Experts think that CIDP is related to the more commonly known disease Guillain-Barre syndrome (GBS). But while GBS is generally considered more of an acute, or short-term, disease, CIDP is considered a chronic, or long-term, disease. It is also rarer than Guillain-Barre syndrome.
CIDP is usually classified by these three types:
Progressive. The disease continues to worsen over time
Recurrent. Episodes of symptoms that stop and start
Monophasic. One bout of the disease that lasts one to three years and doesn’t recur
Regardless of the type of CIDP you may have, symptoms are usually the same:
Tingling in your arms and legs
Gradual weakening of your arms and legs
Loss of reflexes
Loss of balance and your ability to walk
Loss of feeling in your arms and legs, which often starts with your inability to feel a pin prick
Who’s at risk
CIDP is a rare disease. The number of Americans affected is somewhere between 1.5 and 3.6 per million. Only 40,000 people exhibit symptoms at any one time. Though the disease can occur in anyone, people in their 50s and 60s seem more likely to develop CIDP than other age groups. Men are twice as likely as women to get the disease.
Because of the rarity of CIDP, it’s often difficult for doctors to correctly diagnose the disease, at least at first. Doctors can confuse its symptoms with those of GBS, because of the similarity between the two diseases. If symptoms last longer than eight weeks, your doctor may suspect CIDP.

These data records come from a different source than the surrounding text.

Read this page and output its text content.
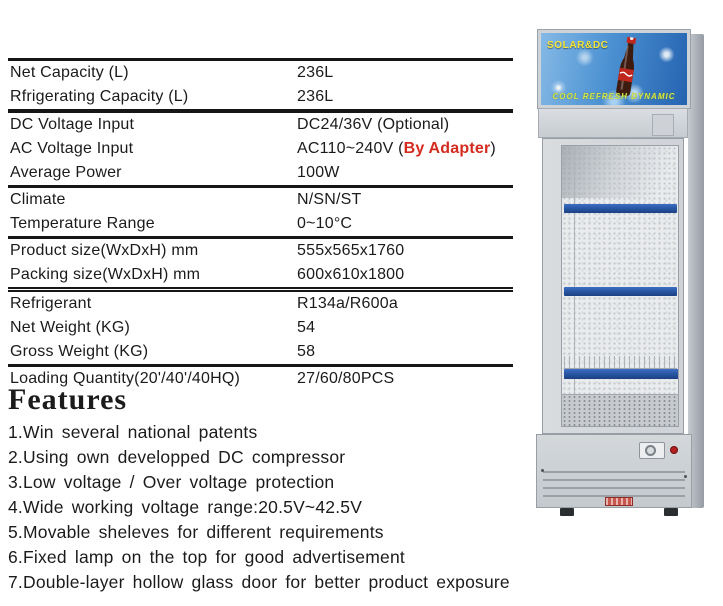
Net Capacity (L)	236L
Rfrigerating Capacity (L)	236L
DC Voltage Input	DC24/36V (Optional)
AC Voltage Input	AC110~240V (By Adapter)
Average Power	100W
Climate	N/SN/ST
Temperature Range	0~10°C
Product size(WxDxH) mm	555x565x1760
Packing size(WxDxH) mm	600x610x1800
Refrigerant	R134a/R600a
Net Weight (KG)	54
Gross Weight (KG)	58
Loading Quantity(20'/40'/40HQ)	27/60/80PCS
Features
1.Win several national patents
2.Using own developped DC compressor
3.Low voltage / Over voltage protection
4.Wide working voltage range:20.5V~42.5V
5.Movable sheleves for different requirements
6.Fixed lamp on the top for good advertisement
7.Double-layer hollow glass door for better product exposure
SOLAR&DC
COOL REFRESH DYNAMIC
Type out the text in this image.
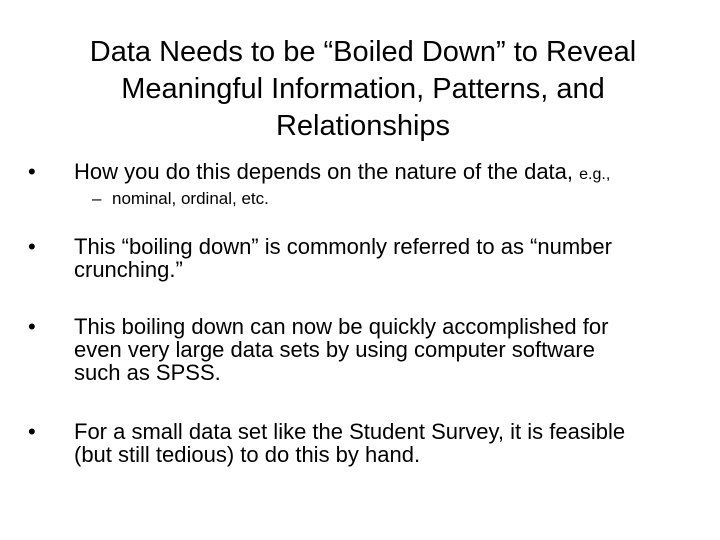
Data Needs to be “Boiled Down” to Reveal
Meaningful Information, Patterns, and
Relationships
• How you do this depends on the nature of the data, e.g.,
– nominal, ordinal, etc.
• This “boiling down” is commonly referred to as “number
crunching.”
• This boiling down can now be quickly accomplished for
even very large data sets by using computer software
such as SPSS.
• For a small data set like the Student Survey, it is feasible
(but still tedious) to do this by hand.
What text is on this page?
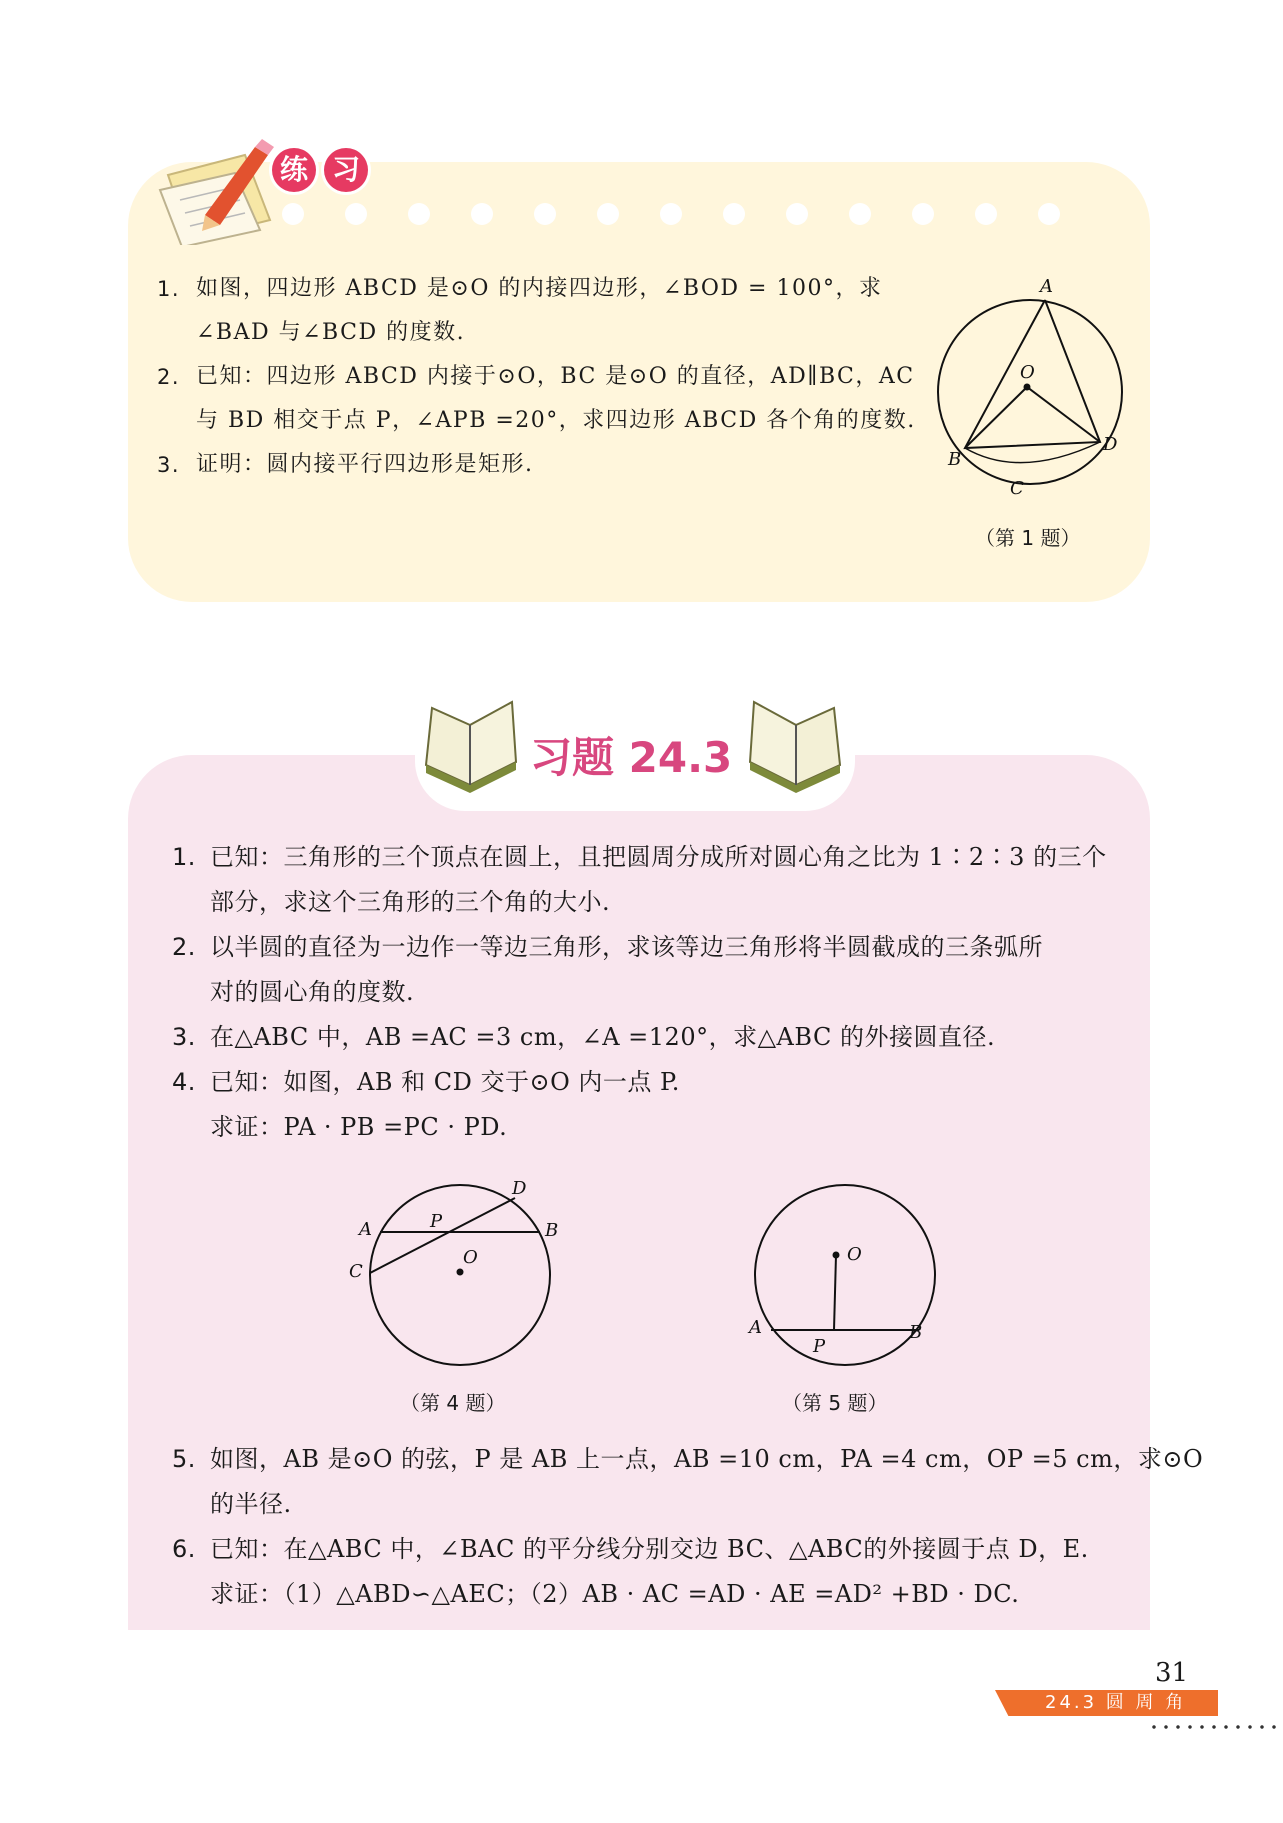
练 习
1. 如图，四边形 ABCD 是⊙O 的内接四边形，∠BOD = 100°，求
∠BAD 与∠BCD 的度数.
2. 已知：四边形 ABCD 内接于⊙O，BC 是⊙O 的直径，AD∥BC，AC
与 BD 相交于点 P，∠APB =20°，求四边形 ABCD 各个角的度数.
3. 证明：圆内接平行四边形是矩形.
A
O
B
D
C
（第 1 题）
习题 24.3
1. 已知：三角形的三个顶点在圆上，且把圆周分成所对圆心角之比为 1∶2∶3 的三个
部分，求这个三角形的三个角的大小.
2. 以半圆的直径为一边作一等边三角形，求该等边三角形将半圆截成的三条弧所
对的圆心角的度数.
3. 在△ABC 中，AB =AC =3 cm，∠A =120°，求△ABC 的外接圆直径.
4. 已知：如图，AB 和 CD 交于⊙O 内一点 P.
求证：PA · PB =PC · PD.
D
A	P	B
C
O
（第 4 题）
O
A
P
B
（第 5 题）
5. 如图，AB 是⊙O 的弦，P 是 AB 上一点，AB =10 cm，PA =4 cm，OP =5 cm，求⊙O
的半径.
6. 已知：在△ABC 中，∠BAC 的平分线分别交边 BC、△ABC的外接圆于点 D，E.
求证：（1）△ABD∽△AEC；（2）AB · AC =AD · AE =AD² +BD · DC.
31
24.3 圆 周 角
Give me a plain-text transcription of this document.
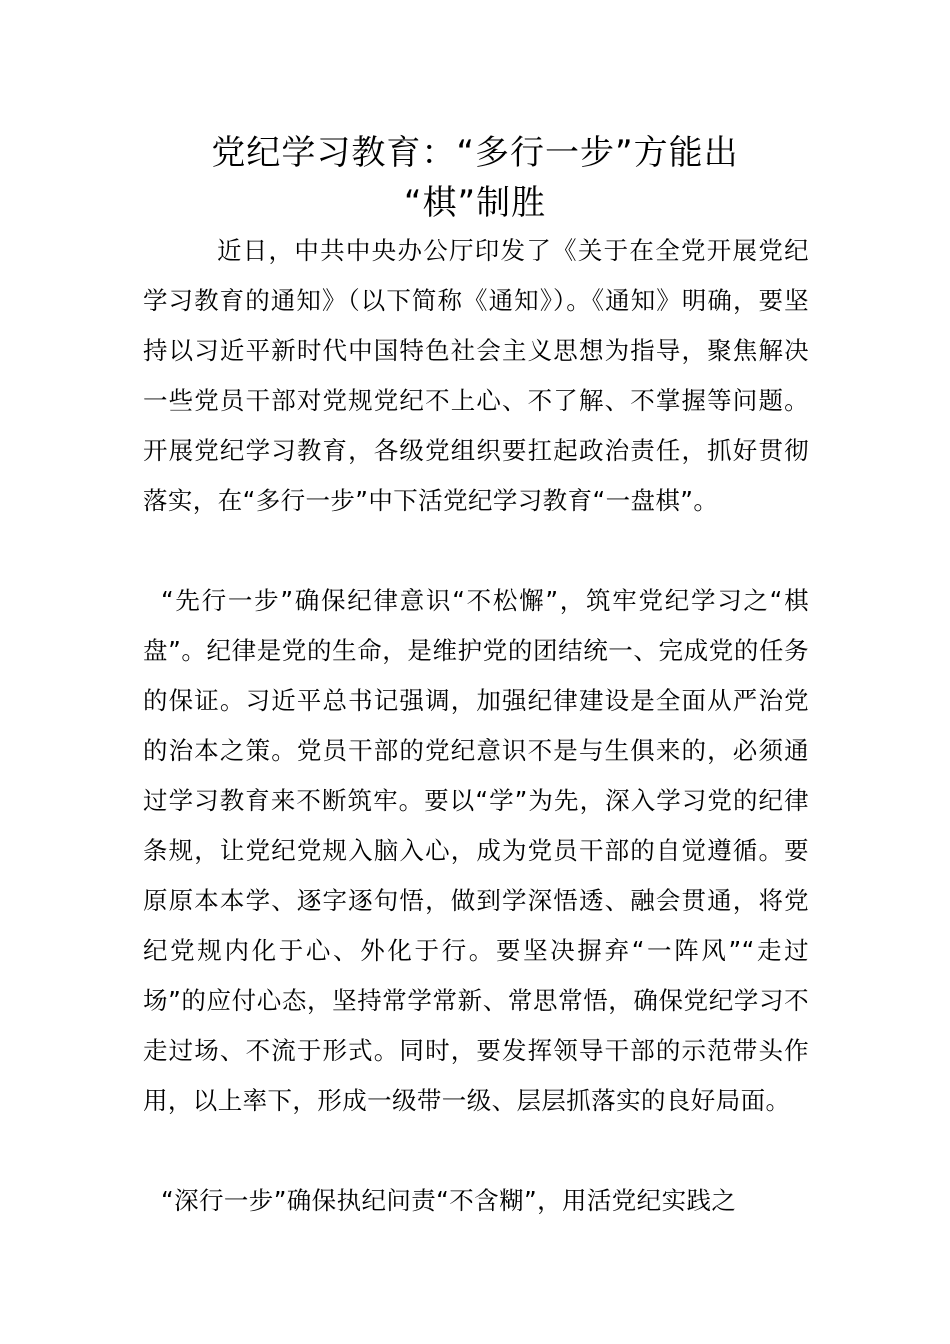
党纪学习教育：“多行一步”方能出
“棋”制胜

近日，中共中央办公厅印发了《关于在全党开展党纪学习教育的通知》（以下简称《通知》）。《通知》明确，要坚持以习近平新时代中国特色社会主义思想为指导，聚焦解决一些党员干部对党规党纪不上心、不了解、不掌握等问题。开展党纪学习教育，各级党组织要扛起政治责任，抓好贯彻落实，在“多行一步”中下活党纪学习教育“一盘棋”。

“先行一步”确保纪律意识“不松懈”，筑牢党纪学习之“棋盘”。纪律是党的生命，是维护党的团结统一、完成党的任务的保证。习近平总书记强调，加强纪律建设是全面从严治党的治本之策。党员干部的党纪意识不是与生俱来的，必须通过学习教育来不断筑牢。要以“学”为先，深入学习党的纪律条规，让党纪党规入脑入心，成为党员干部的自觉遵循。要原原本本学、逐字逐句悟，做到学深悟透、融会贯通，将党纪党规内化于心、外化于行。要坚决摒弃“一阵风”“走过场”的应付心态，坚持常学常新、常思常悟，确保党纪学习不走过场、不流于形式。同时，要发挥领导干部的示范带头作用，以上率下，形成一级带一级、层层抓落实的良好局面。

“深行一步”确保执纪问责“不含糊”，用活党纪实践之
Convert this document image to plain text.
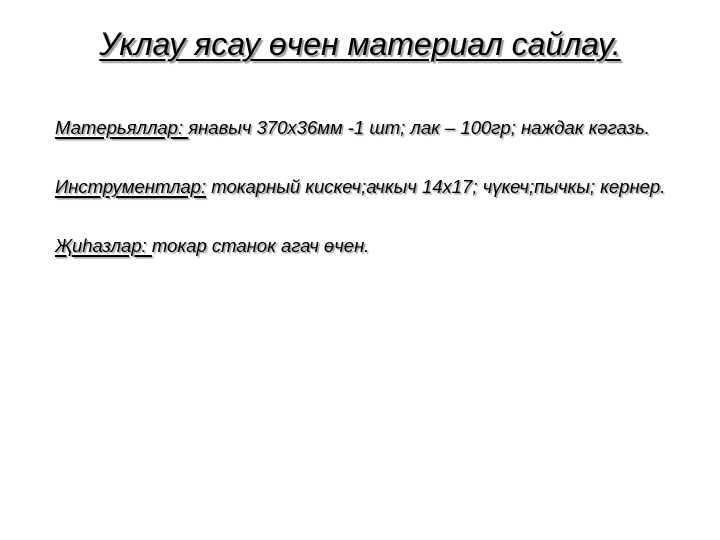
Уклау ясау өчен материал сайлау.

Матерьяллар: янавыч 370х36мм -1 шт; лак – 100гр; наждак кәгазь.

Инструментлар: токарный кискеч;ачкыч 14х17; чүкеч;пычкы; кернер.

Җиһазлар: токар станок агач өчен.
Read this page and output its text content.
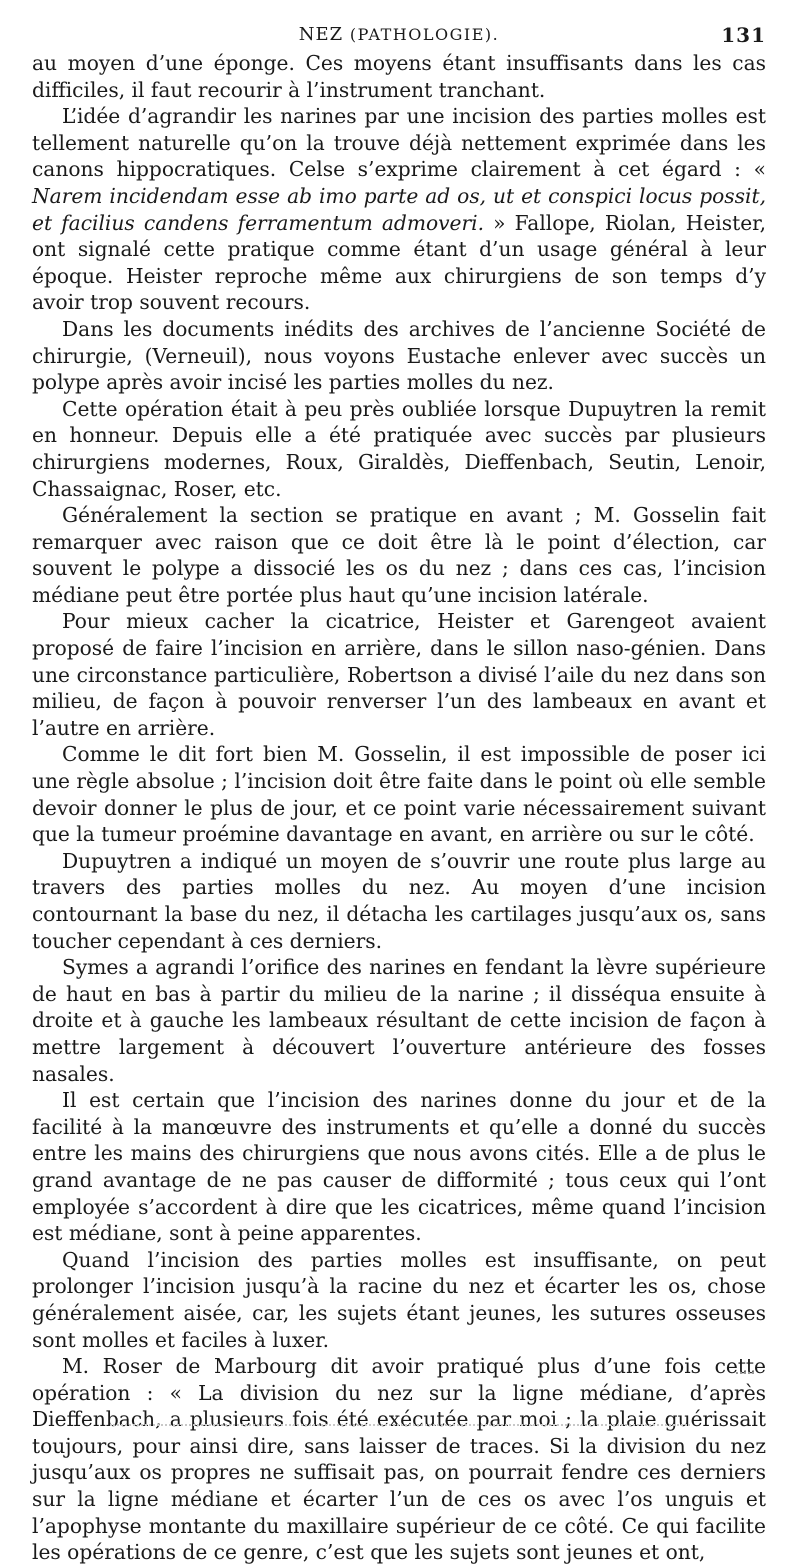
NEZ (PATHOLOGIE).	131

au moyen d’une éponge. Ces moyens étant insuffisants dans les cas difficiles, il faut recourir à l’instrument tranchant.

L’idée d’agrandir les narines par une incision des parties molles est tellement naturelle qu’on la trouve déjà nettement exprimée dans les canons hippocratiques. Celse s’exprime clairement à cet égard : « Narem incidendam esse ab imo parte ad os, ut et conspici locus possit, et facilius candens ferramentum admoveri. » Fallope, Riolan, Heister, ont signalé cette pratique comme étant d’un usage général à leur époque. Heister reproche même aux chirurgiens de son temps d’y avoir trop souvent recours.

Dans les documents inédits des archives de l’ancienne Société de chirurgie, (Verneuil), nous voyons Eustache enlever avec succès un polype après avoir incisé les parties molles du nez.

Cette opération était à peu près oubliée lorsque Dupuytren la remit en honneur. Depuis elle a été pratiquée avec succès par plusieurs chirurgiens modernes, Roux, Giraldès, Dieffenbach, Seutin, Lenoir, Chassaignac, Roser, etc.

Généralement la section se pratique en avant ; M. Gosselin fait remarquer avec raison que ce doit être là le point d’élection, car souvent le polype a dissocié les os du nez ; dans ces cas, l’incision médiane peut être portée plus haut qu’une incision latérale.

Pour mieux cacher la cicatrice, Heister et Garengeot avaient proposé de faire l’incision en arrière, dans le sillon naso-génien. Dans une circonstance particulière, Robertson a divisé l’aile du nez dans son milieu, de façon à pouvoir renverser l’un des lambeaux en avant et l’autre en arrière.

Comme le dit fort bien M. Gosselin, il est impossible de poser ici une règle absolue ; l’incision doit être faite dans le point où elle semble devoir donner le plus de jour, et ce point varie nécessairement suivant que la tumeur proémine davantage en avant, en arrière ou sur le côté.

Dupuytren a indiqué un moyen de s’ouvrir une route plus large au travers des parties molles du nez. Au moyen d’une incision contournant la base du nez, il détacha les cartilages jusqu’aux os, sans toucher cependant à ces derniers.

Symes a agrandi l’orifice des narines en fendant la lèvre supérieure de haut en bas à partir du milieu de la narine ; il disséqua ensuite à droite et à gauche les lambeaux résultant de cette incision de façon à mettre largement à découvert l’ouverture antérieure des fosses nasales.

Il est certain que l’incision des narines donne du jour et de la facilité à la manœuvre des instruments et qu’elle a donné du succès entre les mains des chirurgiens que nous avons cités. Elle a de plus le grand avantage de ne pas causer de difformité ; tous ceux qui l’ont employée s’accordent à dire que les cicatrices, même quand l’incision est médiane, sont à peine apparentes.

Quand l’incision des parties molles est insuffisante, on peut prolonger l’incision jusqu’à la racine du nez et écarter les os, chose généralement aisée, car, les sujets étant jeunes, les sutures osseuses sont molles et faciles à luxer.

M. Roser de Marbourg dit avoir pratiqué plus d’une fois cette opération : « La division du nez sur la ligne médiane, d’après Dieffenbach, a plusieurs fois été exécutée par moi ; la plaie guérissait toujours, pour ainsi dire, sans laisser de traces. Si la division du nez jusqu’aux os propres ne suffisait pas, on pourrait fendre ces derniers sur la ligne médiane et écarter l’un de ces os avec l’os unguis et l’apophyse montante du maxillaire supérieur de ce côté. Ce qui facilite les opérations de ce genre, c’est que les sujets sont jeunes et ont,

A specialist will perform an exam and possibly conduct blood and urine tests. He or she may conduct a nerve conduction study to look for myelin damage in peripheral nerves. This test is sometimes called an electromyogram. It involves using low electrical currents to test nerve function and response. To help diagnose CIDP, you may need a lumbar puncture. In this procedure, a specialist inserts a small needle in your back and draws a sample of your cerebrospinal fluid. This is the fluid that surrounds your spinal cord. The procedure helps doctors detect elevated levels of certain proteins related to the disease.
Once you doctor diagnoses CIDP, treatment is often effective. Some studies show that up to 80 percent of people respond well to therapy. Because it is an autoimmune disorder, the disease is treated with medications that suppress your immune response. Your medical team tailors your treatment to you and closely monitors your progress. Treatments for CIDP include immunosuppressive drugs, steroids, intravenous immunoglobulin, and plasma exchange.
If you do not seek treatment for CIDP, your symptoms will progress over the course of several years. These will range from sensory symptoms, such as tingling and numbness, to motor sensations, like complete loss of feeling and loss of balance. Without treatment, 30 percent of those with CIDP can end up needing a wheelchair. Early diagnosis and treatment are extremely important.
When to call the doctor
If you notice any CIDP symptoms, talk with your health care provider.